Ele ressaltou que o TCE está cumprindo suas funções institucionais. “Encontramos uma série de irregularidades. Até o contrato não foi a prefeitura quem fez. Veio da Cavo, por email. O Ministério Público, inclusive, também já entrou com um processo. Hoje a Cavo entrou com processo para que o TCE não apurasse. Nós então suspendemos o julgamento, mas a investigação terá continuidade com o conselheiro Ulices Andrade. Vamos cumprir o que a lei determina. Ninguém está inventando nada, apenas cumprindo a lei. Não adianta ter pressão, não tenho medo pode fazer o que quiser, podem ameaçar”, disse.

 “Corruptos”

Para Clóvis Barbosa, foi a prefeitura de Aracaju “que criou todo esse problema”. “As provas são concretas, não pune se não quiser. Fizeram tudo errado para beneficiar uma empresa”, ressalvou. Ele rebateu a declaração dos vereadores de que estaria querendo beneficiar a Torre Empreendimentos. “Quero dizer a esses vereadores que trate das coisas deles, que eles vão se dar muito mal. Eles não têm moral para falar do TCE. Respeitem os servidores do tribunal. Corruptos são eles dois”, atacou.

“Politicagem”

O conselheiro também rebateu a acusação de que estaria agindo com politicagem. “Se há politicagem do Tribunal de Contas, então há também do MP, da Polícia e do Poder Judiciário, pois todos estão investigando esse contrato. Estamos cumprindo com nosso dever institucional, fazendo as fiscalizações dos atos de gestão.
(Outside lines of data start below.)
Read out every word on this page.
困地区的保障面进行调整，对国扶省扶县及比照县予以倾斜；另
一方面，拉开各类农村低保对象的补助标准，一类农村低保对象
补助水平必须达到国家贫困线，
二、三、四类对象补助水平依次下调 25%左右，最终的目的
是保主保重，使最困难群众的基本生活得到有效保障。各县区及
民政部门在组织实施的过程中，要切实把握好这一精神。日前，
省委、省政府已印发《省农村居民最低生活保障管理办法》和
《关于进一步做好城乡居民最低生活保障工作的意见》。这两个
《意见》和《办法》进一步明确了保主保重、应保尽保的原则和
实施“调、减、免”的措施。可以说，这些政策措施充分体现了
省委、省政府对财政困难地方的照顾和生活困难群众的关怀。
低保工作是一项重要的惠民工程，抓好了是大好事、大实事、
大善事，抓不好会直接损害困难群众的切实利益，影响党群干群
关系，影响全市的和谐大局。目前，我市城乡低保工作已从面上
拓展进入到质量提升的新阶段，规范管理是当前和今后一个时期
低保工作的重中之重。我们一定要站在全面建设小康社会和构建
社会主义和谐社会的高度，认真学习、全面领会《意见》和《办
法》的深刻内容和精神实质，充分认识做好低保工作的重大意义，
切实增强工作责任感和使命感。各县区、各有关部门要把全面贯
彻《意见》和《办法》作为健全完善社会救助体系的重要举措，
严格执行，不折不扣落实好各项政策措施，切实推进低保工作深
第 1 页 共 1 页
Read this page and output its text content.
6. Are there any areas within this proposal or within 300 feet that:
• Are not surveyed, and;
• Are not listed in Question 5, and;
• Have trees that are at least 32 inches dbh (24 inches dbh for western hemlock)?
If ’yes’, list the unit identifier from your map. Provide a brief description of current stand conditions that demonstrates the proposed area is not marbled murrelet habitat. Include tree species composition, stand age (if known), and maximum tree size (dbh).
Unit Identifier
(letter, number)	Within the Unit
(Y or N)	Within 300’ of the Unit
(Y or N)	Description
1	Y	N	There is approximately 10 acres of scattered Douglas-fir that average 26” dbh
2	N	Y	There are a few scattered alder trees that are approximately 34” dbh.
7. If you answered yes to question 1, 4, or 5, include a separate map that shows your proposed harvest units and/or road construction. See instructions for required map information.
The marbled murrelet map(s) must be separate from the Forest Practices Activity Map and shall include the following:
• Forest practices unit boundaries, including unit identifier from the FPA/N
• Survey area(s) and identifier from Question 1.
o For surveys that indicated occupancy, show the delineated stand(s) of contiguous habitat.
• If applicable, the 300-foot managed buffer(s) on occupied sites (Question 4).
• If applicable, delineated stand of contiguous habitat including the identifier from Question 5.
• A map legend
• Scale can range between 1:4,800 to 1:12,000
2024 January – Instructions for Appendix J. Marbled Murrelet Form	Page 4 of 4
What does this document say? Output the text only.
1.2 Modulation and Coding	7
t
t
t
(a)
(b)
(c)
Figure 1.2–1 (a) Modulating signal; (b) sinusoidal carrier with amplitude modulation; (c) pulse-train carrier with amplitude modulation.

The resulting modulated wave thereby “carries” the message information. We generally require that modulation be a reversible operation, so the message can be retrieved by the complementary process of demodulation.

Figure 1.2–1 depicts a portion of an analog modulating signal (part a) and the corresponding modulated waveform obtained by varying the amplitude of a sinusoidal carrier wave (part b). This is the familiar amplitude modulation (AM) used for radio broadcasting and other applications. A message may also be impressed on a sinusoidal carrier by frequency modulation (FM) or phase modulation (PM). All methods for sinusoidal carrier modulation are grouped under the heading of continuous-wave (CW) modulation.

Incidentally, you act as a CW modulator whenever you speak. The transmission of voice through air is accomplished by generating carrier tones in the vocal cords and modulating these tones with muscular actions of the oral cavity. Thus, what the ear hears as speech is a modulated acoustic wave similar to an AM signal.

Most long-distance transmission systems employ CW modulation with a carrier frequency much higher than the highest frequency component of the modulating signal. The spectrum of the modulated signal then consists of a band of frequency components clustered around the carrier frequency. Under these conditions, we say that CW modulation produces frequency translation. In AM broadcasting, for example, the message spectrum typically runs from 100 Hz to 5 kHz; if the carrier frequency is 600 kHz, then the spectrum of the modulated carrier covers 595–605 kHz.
Quem quiser andar direito com dinheiro público que o faça. Digo isso ao governador e ao prefeito. Não tenho medo nem de governador nem de prefeito. Respeitem o TCE e suas funções institucionais. Se não quer administrar a capital sergipana, que saia. Não adianta tentar me intimidar. Não vou baixar a cabeça. Não tenho medo deles nem de seus asseclas e pistoleiros intelectuais”, afirmou.